M., de 14 años, fue diagnosticada de ansiedad, depresión y bulimia durante la pandemia. "A partir del confinamiento y sentirme muy sola, empecé a tener muchos problemas con la comida. Al principio bajé mucho de peso, después los atracones, autolesiones y luego llegó mi peor momento, cuando dejé de salir de mi casa y estuve dos meses sin ver ni hablar con nadie". Mónica, zaragozana de 18 años, también arrastraba problemas con la comida desde los 14. Cuando entró el estado de alarma, estaba en su mejor momento. "Se me cayó el mundo encima. Mis proyectos se pararon de repente y yo me vi en mi casa encerrada sin saber cómo llevar mi vida. Empecé con entrenamientos, cocinando cosas nuevas y, literalmente, se me fue la cabeza". Tocó fondo: 35 kilos, depresión y un diagnóstico de epilepsia, probablemente a raíz de su TCA. Ahora mismo está en su peso ideal, pero no tiene una relación sana con la comida ni con el ejercicio: "Mentalmente estoy en mil pedazos". Reclama más recursos en la sanidad pública aragonesa. "Las listas de espera son interminables, te estás muriendo por el pasillo y solo te mandan ansiolíticos y a seguir para adelante y ya nos veremos dentro de un mes, o incluso dos".

Elena también tenía un TCA diagnosticado y fue una de las muchas universitarias perjudicadas por la suspensión de clases presenciales. Se pasó la cuarentena sola. "A la ansiedad por la carrera universitaria se sumó el aislamiento y los exámenes online". Estela, de 28, también se pasó dos meses sola en un piso de 40 metros cuadrados, dejó de comprar comida y de comer. "La gente me felicitó por adelgazar, así que aprendí que si quería validación debía dejar de comer". Ahora está mejor gracias a la terapia privada.

R. no estuvo exactamente sola. Vivió la cuarentena encerrada con cuatro personas y un nutricionista que le confeccionó una dieta. Perdió 25 kilos y, a principios de este año, tuvieron que ingresarla. "Me volví adicta a controlar todo lo que ingería", explica. La falsa sensación de control es, precisamente, la principal droga de los TCA. Como cuenta Carme, "cuando no puedes controlar lo que pasa, controlas lo que comes".

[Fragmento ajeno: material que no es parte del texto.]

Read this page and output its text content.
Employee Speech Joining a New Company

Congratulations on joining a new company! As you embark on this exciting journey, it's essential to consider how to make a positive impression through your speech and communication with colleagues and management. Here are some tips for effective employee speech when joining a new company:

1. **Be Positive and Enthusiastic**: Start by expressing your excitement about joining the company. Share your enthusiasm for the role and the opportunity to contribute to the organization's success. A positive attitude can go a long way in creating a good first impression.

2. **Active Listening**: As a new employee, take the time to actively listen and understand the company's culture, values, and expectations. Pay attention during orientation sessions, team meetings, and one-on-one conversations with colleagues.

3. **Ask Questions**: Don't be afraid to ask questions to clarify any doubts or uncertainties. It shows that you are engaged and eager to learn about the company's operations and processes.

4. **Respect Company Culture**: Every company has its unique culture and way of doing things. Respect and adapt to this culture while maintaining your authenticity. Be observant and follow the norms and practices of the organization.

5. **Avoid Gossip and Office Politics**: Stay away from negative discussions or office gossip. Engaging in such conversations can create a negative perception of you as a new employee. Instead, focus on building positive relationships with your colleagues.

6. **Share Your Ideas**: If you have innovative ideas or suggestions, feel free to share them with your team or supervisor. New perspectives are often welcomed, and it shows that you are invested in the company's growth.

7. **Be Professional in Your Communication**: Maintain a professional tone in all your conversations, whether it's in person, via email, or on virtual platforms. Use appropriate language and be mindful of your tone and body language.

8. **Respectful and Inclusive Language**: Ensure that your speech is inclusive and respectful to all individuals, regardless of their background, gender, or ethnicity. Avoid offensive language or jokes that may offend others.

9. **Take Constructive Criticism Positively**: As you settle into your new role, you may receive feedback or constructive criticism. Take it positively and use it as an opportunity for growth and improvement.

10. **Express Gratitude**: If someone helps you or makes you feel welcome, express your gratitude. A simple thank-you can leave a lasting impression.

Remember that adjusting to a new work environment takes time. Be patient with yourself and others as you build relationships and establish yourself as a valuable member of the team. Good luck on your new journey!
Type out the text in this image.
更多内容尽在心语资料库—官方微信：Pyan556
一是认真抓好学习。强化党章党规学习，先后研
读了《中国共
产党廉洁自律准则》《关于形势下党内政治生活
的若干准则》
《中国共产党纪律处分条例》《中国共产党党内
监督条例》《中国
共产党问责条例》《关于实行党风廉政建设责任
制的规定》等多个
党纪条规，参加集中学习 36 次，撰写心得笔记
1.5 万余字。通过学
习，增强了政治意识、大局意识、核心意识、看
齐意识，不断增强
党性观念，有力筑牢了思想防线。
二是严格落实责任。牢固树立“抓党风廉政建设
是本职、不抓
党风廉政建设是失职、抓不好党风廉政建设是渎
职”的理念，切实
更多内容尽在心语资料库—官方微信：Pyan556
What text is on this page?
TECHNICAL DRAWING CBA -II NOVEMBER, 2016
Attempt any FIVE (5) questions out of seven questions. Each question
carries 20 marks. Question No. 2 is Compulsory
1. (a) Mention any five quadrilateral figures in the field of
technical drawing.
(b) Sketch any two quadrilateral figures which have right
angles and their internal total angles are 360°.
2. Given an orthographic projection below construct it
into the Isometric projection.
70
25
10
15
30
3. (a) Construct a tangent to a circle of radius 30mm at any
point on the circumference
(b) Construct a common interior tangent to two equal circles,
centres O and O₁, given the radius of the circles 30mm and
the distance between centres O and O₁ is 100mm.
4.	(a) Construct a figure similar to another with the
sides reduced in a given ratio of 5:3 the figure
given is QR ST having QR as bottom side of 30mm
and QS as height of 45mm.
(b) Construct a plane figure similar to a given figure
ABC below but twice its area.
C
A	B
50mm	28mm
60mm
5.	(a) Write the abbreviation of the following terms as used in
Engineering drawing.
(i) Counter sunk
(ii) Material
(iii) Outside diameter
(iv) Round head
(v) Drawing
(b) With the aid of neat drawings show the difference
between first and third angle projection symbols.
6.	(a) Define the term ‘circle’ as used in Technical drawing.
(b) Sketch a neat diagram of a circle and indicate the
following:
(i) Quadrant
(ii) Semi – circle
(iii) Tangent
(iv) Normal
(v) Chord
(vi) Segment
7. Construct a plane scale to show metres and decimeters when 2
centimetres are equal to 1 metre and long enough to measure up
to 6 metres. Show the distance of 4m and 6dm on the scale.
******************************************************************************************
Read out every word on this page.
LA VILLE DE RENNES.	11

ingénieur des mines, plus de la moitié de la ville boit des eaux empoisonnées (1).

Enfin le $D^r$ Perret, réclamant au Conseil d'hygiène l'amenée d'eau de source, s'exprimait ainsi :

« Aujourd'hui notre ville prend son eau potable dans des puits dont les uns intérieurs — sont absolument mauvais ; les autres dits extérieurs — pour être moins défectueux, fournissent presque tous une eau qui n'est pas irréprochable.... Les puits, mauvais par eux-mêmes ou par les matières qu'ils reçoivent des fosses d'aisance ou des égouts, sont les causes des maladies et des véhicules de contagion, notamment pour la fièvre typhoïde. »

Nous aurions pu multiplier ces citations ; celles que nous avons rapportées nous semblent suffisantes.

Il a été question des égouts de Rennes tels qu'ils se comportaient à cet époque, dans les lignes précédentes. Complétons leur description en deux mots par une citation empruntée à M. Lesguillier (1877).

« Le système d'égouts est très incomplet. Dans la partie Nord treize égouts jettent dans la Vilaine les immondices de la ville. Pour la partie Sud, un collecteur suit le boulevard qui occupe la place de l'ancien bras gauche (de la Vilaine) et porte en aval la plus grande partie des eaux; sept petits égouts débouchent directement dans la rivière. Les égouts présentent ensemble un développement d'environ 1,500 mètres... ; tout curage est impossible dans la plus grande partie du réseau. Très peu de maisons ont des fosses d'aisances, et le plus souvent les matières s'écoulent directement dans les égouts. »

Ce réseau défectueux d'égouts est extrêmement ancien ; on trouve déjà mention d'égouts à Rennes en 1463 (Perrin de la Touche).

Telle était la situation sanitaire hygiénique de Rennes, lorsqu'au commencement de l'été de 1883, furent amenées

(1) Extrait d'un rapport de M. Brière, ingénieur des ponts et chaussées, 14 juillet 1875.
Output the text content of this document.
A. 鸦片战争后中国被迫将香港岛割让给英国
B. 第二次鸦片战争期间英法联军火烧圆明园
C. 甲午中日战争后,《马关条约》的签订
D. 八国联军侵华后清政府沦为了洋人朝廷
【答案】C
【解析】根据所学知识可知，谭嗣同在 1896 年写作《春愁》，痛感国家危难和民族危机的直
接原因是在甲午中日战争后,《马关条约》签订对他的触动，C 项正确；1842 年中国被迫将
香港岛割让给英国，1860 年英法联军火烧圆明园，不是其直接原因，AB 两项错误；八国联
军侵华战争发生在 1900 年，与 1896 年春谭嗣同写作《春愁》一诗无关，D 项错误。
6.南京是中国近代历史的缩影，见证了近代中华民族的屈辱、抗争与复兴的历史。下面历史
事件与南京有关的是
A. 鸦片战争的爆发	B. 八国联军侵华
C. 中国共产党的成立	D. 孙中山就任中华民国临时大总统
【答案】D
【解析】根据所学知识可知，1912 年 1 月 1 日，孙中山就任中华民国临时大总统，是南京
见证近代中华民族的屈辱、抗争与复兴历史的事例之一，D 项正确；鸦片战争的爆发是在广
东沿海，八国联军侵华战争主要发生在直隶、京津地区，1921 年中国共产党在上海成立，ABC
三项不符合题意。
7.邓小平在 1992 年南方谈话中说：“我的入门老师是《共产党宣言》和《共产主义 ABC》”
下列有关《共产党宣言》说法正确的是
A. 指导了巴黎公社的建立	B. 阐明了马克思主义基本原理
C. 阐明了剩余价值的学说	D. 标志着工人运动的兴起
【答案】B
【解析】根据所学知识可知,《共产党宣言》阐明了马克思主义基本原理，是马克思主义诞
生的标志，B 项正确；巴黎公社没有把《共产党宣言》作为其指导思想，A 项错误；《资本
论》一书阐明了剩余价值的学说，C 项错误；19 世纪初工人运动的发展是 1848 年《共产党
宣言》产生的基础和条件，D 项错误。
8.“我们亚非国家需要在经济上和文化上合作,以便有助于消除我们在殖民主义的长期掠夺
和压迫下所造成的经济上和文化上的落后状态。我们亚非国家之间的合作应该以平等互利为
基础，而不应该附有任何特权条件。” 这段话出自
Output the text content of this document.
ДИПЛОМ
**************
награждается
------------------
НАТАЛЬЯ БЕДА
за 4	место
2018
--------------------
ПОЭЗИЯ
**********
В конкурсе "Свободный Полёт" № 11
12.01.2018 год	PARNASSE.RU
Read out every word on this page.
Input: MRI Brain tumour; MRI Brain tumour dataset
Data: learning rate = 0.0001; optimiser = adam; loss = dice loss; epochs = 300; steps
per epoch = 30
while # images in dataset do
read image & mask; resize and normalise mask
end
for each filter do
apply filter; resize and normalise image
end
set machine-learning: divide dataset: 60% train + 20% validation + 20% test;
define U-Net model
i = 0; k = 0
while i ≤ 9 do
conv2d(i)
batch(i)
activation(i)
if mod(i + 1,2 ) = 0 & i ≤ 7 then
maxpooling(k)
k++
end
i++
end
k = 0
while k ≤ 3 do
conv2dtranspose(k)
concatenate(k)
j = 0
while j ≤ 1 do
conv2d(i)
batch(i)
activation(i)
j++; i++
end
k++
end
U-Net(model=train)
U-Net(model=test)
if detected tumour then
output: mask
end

Aunque el 80% de las pacientes con TCA son mujeres, cada vez más hombres los padecen. Álex, que tenía problemas con la comida, empeoró mucho con el confinamiento y un accidente de tráfico que le privó de hacer ejercicio. Ahora su vida se basa "en solo trabajar", sin tener apenas relaciones sociales.

El sentimiento de ansiedad e incertidumbre constante, la imposibilidad de hacer ejercicio físico o de hacerlo en un lugar habilitado y con personal cualificado, el aburrimiento y la falta de planes también desembocaron en muchas personas adultas en dietas y en trastornos por atracón. Ana, de 34, volvió a recurrir a la comida: "Volví a comer por emociones y a escondidas". Califica su relación con la alimentación durante la pandemia como "nefasta". La terapia, también privada, la ayudó.

Los profesionales de la sanidad pública no viven ajenos a esta realidad. Sara González recuerda que "cuanto más tarde se accede al circuito específico, más probabilidad hay de que la evolución se complique, y de que la intervención que se necesite sea mucho más intensiva". Los trastornos de la conducta alimentaria son uno de los muchísimos problemas de salud mental derivados de esta pandemia que ha mutilado la alegría de muchos jóvenes y estos, casi nunca vienen solos. No está de más recordar que el suicidio es ya la principal causa de muerte entre personas de entre 14 y 29 años.